Good article! My opinion: Educated people commit white collar crimes or participate in activities that should be criminal, but are not caught or prosecuted. We have the best justice system in the world, but it only works 2% of the time. The other 98% is all "let's make a deal" i.e. plea bargaining.
posted 8 months ago
Clairsie Dotes  Staff Writer - 133 Factoids | + 731 votes

Excellent article--those are some really thought-provoking statistics!
posted 8 months ago
Jerry Walch  Staff Writer - 335 Factoids | + 1195 votes

Thank you Claire. Many of the fathers we send to prison should be in prison for the violent, heinous crimes thaey have committed but the sad thing about it all is that their families, their wives, their children pay a far bigger price for their crimes then they do. Too many peope in our society have a very difficult time separating the guilty from the innocent.
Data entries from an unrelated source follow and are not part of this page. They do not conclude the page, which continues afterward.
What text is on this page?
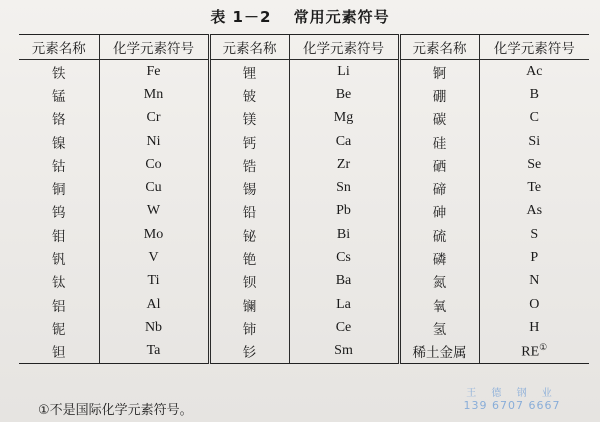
表 1－2 常用元素符号
元素名称	化学元素符号	元素名称	化学元素符号	元素名称	化学元素符号
铁	Fe	锂	Li	锕	Ac
锰	Mn	铍	Be	硼	B
铬	Cr	镁	Mg	碳	C
镍	Ni	钙	Ca	硅	Si
钴	Co	锆	Zr	硒	Se
铜	Cu	锡	Sn	碲	Te
钨	W	铅	Pb	砷	As
钼	Mo	铋	Bi	硫	S
钒	V	铯	Cs	磷	P
钛	Ti	钡	Ba	氮	N
铝	Al	镧	La	氧	O
铌	Nb	铈	Ce	氢	H
钽	Ta	钐	Sm	稀土金属	RE①
①不是国际化学元素符号。
王 德 钢 业
139 6707 6667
A case in point, A woman that I know well, have known for over forty years, lost her job because her boyfriend turned out to be a child molester. She lost her job as a teacher because of it. The really ironic thing is that it was she who caught him in the act, called the police on him and then it was her testimony in court that sent him to prison. Was she a molester by association? No, of course not, but the powers that be deemed her unworthy to work with children. That was my purpose behind this article, we need to stop punihing the innocent along with the guilty.
posted 8 months ago
Clairsie Dotes  Staff Writer - 133 Factoids | + 731 votes

Horrible! Tarred with same brush. And don't get me started about criminals' rights that sometimes exceed those of victims!